Image shows several Apple Silicon Processors

Yeah, that’s a silly, clickbaity headline. I’d never write something like that. WAIT.

Had a chat with a mate today — he’s a techy — about which chip to go for in his next MacBook. We went back and forth, compared specs, workloads, all that jazz. End result? He ordered a fully-loaded M4 Max MacBook Pro. Gangnam Style.

That convo got me thinking about modern Apple Silicon. Specifically, what you really get when you go all-in on the Max.

I’ve been daily driving a MacBook Air M4 (10-core CPU/10-core GPU/1TB), even though my main workhorse is a fully-spec’d M4 Max MacBook Pro (16-core CPU/40-core GPU/64GB RAM). And you know what? The Air is impressively good. I’m typing this on it right now — on low power mode — and it’s sailing through everything.

Let’s talk numbers:

👉 MacBook Pro — £4.2KGBP

👉 MacBook Air — £1.4KGBP

Big price difference. And yet… in day-to-day use? Not a huge gap.

Office apps, Remote Desktop, browsing, notes, light creative work — all feel the same. Seriously. But surely the Max must do something better, right?

Definitely. It wins in two areas:

👉 Speed — How quickly it chews through big tasks.

👉 Scale — How much I can do at once before things start lagging.

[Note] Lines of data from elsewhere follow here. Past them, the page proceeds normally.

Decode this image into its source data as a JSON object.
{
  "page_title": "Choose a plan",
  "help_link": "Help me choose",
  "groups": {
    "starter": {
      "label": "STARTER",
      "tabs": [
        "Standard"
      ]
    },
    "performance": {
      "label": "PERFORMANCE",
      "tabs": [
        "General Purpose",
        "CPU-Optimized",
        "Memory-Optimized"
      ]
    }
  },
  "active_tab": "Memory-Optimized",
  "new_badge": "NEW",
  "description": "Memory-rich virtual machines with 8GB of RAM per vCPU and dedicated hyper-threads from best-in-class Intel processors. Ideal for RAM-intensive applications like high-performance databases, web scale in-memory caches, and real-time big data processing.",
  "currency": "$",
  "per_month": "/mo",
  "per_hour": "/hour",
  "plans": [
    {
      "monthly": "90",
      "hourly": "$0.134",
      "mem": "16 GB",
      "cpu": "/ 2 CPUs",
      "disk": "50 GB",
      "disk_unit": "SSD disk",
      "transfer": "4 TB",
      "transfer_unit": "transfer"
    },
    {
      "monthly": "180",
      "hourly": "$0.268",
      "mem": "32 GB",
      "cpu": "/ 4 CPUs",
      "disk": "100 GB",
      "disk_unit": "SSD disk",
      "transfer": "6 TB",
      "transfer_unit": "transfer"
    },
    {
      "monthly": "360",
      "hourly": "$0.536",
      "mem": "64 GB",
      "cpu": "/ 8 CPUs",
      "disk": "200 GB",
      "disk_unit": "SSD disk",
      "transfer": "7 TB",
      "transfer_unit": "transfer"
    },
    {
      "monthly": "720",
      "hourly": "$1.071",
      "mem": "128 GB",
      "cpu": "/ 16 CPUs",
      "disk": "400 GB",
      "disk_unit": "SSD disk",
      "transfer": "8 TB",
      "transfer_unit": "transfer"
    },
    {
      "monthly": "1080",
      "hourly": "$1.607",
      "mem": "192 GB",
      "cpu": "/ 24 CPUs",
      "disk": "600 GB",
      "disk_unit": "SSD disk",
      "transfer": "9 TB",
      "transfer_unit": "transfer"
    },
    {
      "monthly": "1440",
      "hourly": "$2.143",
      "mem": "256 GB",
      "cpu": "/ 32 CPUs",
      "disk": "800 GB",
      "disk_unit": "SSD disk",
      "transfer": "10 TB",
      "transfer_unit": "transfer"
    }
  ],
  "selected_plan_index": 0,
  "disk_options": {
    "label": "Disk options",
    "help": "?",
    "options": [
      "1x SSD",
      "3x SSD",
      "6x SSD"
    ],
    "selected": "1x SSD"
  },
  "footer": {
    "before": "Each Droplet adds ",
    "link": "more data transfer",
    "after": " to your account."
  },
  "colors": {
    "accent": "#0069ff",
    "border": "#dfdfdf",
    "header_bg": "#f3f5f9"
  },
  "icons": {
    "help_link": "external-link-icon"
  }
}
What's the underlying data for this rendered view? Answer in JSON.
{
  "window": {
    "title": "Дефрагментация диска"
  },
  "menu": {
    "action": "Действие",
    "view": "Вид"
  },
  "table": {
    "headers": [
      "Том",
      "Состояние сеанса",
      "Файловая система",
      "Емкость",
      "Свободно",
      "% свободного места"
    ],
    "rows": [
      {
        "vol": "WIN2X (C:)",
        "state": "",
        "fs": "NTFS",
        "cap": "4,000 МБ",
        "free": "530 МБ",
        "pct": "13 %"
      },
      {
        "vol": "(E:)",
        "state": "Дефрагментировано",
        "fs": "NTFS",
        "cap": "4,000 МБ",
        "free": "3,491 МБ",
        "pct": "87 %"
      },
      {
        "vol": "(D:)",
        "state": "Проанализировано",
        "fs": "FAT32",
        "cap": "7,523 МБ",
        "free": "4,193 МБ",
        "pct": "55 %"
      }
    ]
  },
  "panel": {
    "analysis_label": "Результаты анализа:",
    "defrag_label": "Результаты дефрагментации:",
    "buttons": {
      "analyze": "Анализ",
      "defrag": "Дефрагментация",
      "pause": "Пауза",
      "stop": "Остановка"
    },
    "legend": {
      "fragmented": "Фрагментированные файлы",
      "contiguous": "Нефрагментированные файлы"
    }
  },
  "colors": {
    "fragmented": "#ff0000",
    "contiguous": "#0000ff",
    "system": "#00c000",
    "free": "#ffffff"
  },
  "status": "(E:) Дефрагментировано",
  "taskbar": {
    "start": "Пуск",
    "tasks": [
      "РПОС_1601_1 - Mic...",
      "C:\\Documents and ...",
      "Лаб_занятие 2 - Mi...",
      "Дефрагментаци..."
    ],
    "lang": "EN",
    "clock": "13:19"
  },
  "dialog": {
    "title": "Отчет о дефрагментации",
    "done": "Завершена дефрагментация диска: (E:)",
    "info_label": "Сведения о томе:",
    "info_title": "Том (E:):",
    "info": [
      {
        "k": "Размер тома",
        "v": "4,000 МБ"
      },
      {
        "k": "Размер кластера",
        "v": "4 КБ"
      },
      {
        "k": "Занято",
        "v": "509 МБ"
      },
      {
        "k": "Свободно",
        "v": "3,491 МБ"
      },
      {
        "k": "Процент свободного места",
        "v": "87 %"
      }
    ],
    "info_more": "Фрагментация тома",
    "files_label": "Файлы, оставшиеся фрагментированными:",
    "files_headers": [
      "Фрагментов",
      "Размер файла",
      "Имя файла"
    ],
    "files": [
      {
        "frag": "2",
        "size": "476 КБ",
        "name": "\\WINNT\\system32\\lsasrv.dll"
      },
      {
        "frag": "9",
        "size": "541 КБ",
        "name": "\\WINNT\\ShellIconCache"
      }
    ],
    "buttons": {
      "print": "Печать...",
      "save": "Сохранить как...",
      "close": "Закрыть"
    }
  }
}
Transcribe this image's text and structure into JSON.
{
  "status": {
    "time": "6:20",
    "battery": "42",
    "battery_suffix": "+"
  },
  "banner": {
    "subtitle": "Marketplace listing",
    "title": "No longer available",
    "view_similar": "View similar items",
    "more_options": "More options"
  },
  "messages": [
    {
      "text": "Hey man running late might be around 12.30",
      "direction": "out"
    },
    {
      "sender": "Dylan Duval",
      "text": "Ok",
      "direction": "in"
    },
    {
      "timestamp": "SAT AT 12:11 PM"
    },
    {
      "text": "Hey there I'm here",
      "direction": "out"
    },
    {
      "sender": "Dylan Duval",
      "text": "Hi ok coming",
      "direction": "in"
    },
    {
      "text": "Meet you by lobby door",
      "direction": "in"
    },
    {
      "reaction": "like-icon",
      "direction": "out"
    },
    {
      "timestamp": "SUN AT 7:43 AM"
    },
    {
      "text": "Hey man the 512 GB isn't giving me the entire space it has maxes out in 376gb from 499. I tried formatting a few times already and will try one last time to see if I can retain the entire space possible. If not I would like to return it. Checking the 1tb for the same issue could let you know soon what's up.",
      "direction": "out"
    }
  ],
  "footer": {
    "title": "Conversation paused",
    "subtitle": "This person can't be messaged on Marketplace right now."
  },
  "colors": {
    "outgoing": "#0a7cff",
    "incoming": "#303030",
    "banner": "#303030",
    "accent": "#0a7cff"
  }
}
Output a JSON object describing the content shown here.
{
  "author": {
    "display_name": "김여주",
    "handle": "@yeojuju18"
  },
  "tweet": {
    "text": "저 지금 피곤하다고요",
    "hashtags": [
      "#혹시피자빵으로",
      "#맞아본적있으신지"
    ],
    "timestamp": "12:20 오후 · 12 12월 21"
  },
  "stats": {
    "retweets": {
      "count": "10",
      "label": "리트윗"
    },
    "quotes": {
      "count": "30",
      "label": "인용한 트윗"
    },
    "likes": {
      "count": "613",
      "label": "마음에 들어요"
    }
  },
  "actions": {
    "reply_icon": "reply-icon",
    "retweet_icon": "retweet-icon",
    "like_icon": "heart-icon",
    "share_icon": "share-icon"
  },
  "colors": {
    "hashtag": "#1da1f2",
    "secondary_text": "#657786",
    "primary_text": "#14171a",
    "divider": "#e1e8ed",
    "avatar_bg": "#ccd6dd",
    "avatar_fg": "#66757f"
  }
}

Not general responsiveness. That’s basically the same on both.

Speed sounds obvious, but it’s nuanced. Regular apps don’t push either machine, but batch export a few hundred 120MB RAW files from Lightroom? The Air does it (which is nuts in itself), but it’s noticeably slower. The Max flies through the job while I carry on doing other things.

Same deal with 4K video editing in Final Cut Pro. Editing is fine on the Air. Exporting is where the Max shines — especially with complex timelines.

Does it matter if an export takes 10 minutes or 30? Depends. If you’re doing it daily for work, then yeah, time is money. Otherwise? Probably not a big deal.

Scale is where the Max really stretches its legs. I can be exporting video, running Windows in Parallels, editing docs, tweaking photos — all at once — and the Pro just handles it. That’s the power of more RAM and more cores. The Air hits memory limits way before CPU limits from what I’ve observed so far.

How often am I doing all that simultaneously? When I’m in work mode — sure. But for general use? Rarely.

Truth is, the current Apple Silicon chips are phenomenally capable. Yeah, benchmarks show big leaps between M1 → M4, but in real-world use, most software hasn’t caught up. Outside of AI and Large Language Models, do we need this much power in a laptop? Maybe not.

Still, I know I’ll be eyeing the M5 Max Turbo Nutcase the second it drops.

There are practical differences too. My Pro runs three external 27″ monitors — the Air can’t. That matters to me. But otherwise? There’s not much I can’t do on the Air that I can only do on the Max.

Let’s talk Intel. I’ve got a Samsung Galaxy Book 5 Pro 360 — one of my favourite Windows laptops. Great battery life, and pretty decent performance… if it’s plugged in. Unplug it, and performance drops off a cliff. Classic Intel trade-off.

MaxTechOfficial just did a video comparing the M4 Air vs a new Intel Lunar Lake Zenbook S14:

M4 MacBook Air vs Zenbook S14 – R.I.P. Intel Lunar Lake?

Now look, MaxTech is basically sponsored by Cupertino, even if they pretend not to be. But still, the battery and performance gap is real. Intel’s still chasing.

No tidy wrap-up here, just a musing: maybe we’ve reached a point where hardware is sprinting ahead, and software needs to catch up.

Oh, and my video just finished exporting on the Air. While writing all this. Bonkers really. My old i9 MacBook Pro would’ve lit the desk on fire by now and probably have tried its best to crap its fans out.